Masalah ini akan kita jawab dari dua sisi; pertama, sisi hokum. Kedua, sisi norma dan etika. 


Mari kita lihat dulu dari sisi hokum. Secara hokum Islam, tidak ada masalah bagi seorang suami untuk menikah lagi setelah istrinya meninggal. Lansung menikah, juga tidak masalah. Sebab, bagi laki-laki tidak ada yang namanya Iddah atau Ihdad (masa berkabung). 


Keduanya hanya berlaku bagi para wanita.
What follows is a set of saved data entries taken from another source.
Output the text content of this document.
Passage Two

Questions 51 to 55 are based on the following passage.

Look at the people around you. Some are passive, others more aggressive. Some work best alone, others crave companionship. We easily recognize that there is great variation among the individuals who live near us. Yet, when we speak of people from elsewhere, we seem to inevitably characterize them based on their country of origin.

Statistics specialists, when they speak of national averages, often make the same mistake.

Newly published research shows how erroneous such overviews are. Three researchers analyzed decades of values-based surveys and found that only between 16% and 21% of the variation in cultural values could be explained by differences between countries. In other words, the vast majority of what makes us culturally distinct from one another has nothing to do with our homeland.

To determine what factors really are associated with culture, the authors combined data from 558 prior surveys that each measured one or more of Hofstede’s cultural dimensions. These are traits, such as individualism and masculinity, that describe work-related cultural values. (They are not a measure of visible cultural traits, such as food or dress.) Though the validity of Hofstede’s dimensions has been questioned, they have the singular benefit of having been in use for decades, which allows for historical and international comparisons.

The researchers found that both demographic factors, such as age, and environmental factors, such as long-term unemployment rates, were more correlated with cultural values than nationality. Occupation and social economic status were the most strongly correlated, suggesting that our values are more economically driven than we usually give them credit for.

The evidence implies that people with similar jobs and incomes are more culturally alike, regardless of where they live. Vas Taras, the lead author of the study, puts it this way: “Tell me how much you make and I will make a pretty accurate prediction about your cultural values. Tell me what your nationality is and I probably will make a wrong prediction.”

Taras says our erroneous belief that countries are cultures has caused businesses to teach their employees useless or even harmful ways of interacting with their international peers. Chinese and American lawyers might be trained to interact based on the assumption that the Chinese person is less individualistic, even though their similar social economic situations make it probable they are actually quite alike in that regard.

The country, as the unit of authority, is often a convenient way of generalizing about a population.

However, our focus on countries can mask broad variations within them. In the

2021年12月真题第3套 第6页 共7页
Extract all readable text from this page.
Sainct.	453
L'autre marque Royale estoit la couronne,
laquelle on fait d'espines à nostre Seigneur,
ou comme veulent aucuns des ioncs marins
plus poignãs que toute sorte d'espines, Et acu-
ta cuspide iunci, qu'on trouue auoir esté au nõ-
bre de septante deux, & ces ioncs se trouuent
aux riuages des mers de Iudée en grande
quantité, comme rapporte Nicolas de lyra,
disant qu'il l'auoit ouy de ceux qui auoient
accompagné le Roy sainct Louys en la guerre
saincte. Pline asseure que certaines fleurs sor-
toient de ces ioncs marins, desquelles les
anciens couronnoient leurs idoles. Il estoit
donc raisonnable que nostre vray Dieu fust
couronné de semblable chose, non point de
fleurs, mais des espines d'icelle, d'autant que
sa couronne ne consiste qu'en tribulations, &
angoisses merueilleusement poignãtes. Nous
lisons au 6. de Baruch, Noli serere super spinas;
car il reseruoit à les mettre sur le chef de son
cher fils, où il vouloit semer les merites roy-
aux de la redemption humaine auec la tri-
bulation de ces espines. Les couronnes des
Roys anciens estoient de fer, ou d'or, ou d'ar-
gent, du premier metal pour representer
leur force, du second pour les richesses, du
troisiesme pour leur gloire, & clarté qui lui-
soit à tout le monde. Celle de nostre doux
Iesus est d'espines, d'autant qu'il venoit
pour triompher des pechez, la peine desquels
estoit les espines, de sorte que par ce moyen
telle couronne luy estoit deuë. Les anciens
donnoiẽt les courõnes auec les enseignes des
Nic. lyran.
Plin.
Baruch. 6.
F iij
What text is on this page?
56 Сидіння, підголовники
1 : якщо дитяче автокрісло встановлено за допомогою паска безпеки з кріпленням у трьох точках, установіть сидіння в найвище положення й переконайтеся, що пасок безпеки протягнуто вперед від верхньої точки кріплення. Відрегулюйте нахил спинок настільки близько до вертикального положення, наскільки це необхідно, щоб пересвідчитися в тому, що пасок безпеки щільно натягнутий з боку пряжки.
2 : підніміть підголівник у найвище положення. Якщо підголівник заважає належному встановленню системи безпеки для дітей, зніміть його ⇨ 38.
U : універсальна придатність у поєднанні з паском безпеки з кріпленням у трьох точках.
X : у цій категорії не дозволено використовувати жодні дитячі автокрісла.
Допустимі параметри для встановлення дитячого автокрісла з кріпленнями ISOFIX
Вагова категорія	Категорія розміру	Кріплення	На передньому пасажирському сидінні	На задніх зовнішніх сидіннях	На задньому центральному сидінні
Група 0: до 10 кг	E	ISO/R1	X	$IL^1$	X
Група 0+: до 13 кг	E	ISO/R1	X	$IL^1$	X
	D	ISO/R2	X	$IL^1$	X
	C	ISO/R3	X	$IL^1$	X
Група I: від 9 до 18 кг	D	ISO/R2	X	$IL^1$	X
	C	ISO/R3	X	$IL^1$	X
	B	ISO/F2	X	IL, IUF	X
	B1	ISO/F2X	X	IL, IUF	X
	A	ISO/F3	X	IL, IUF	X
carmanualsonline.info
Inilah yang dijelaskan oleh Ibn al-Quddamah dalam Kitabnya al-Mughni (8/ 125): 

“Istri yang ditinggal mati oleh suaminya, menjauhi wewangian dan berhias… Ini dinamakan dengan al-Ihdad (berkabung). Kami tidak mendapatinya adanya perbedaan di kalangan ulama tentang kewajibannya bagi perempuan yang ditingal mati suaminya.” 


Dalam fatwa al-Lajnah al-Daimah (20/ 479) dijelaskan: 

“Wajib bagi perempuan yang ditinggal mati oleh suaminya untuk melakukan Iddah dan Ihdad.”


Bagi laki-laki, tidak ada kewajiban tersebut. Jikalau istrinya sudah meninggal, maka selesai sudah hubungan keduanya. Cerai sudah. Tidak ada Iddah, dan tidak ada kewajiban untuk Ihdad. 


Untuk catatan saja bagi kita semuanya, ada tiga hal yang menyebabkan putusnya hubungan pernikahan: 

Pertama, Faskh/ Nikahnya Batal. Banyak hal yang menyebabkan hal ini. Nanti akan coba kita tulis masalah ini secara khusus. Sebagai contohnya, ketika salah satu pasangan yang sudah sah menikah secara Islam, kemudian salah satunya murtad; keluar dari Islam, maka nikahnya Faskh; batal demi agama. 


Kedua, Talak/ Cerai. Jikalau sudah cerai, dan istri sudah selesai masa Iddah, habis masa ruju’ dalam Talak Raj’I, maka keduanya tidak boleh berhubungan sama sekali, haram tinggal serumah. Statusnya sudah bukan lagi suami istri. Masalah ini juga panjang dan luas, akan kita bahas juga di artikel khusus. 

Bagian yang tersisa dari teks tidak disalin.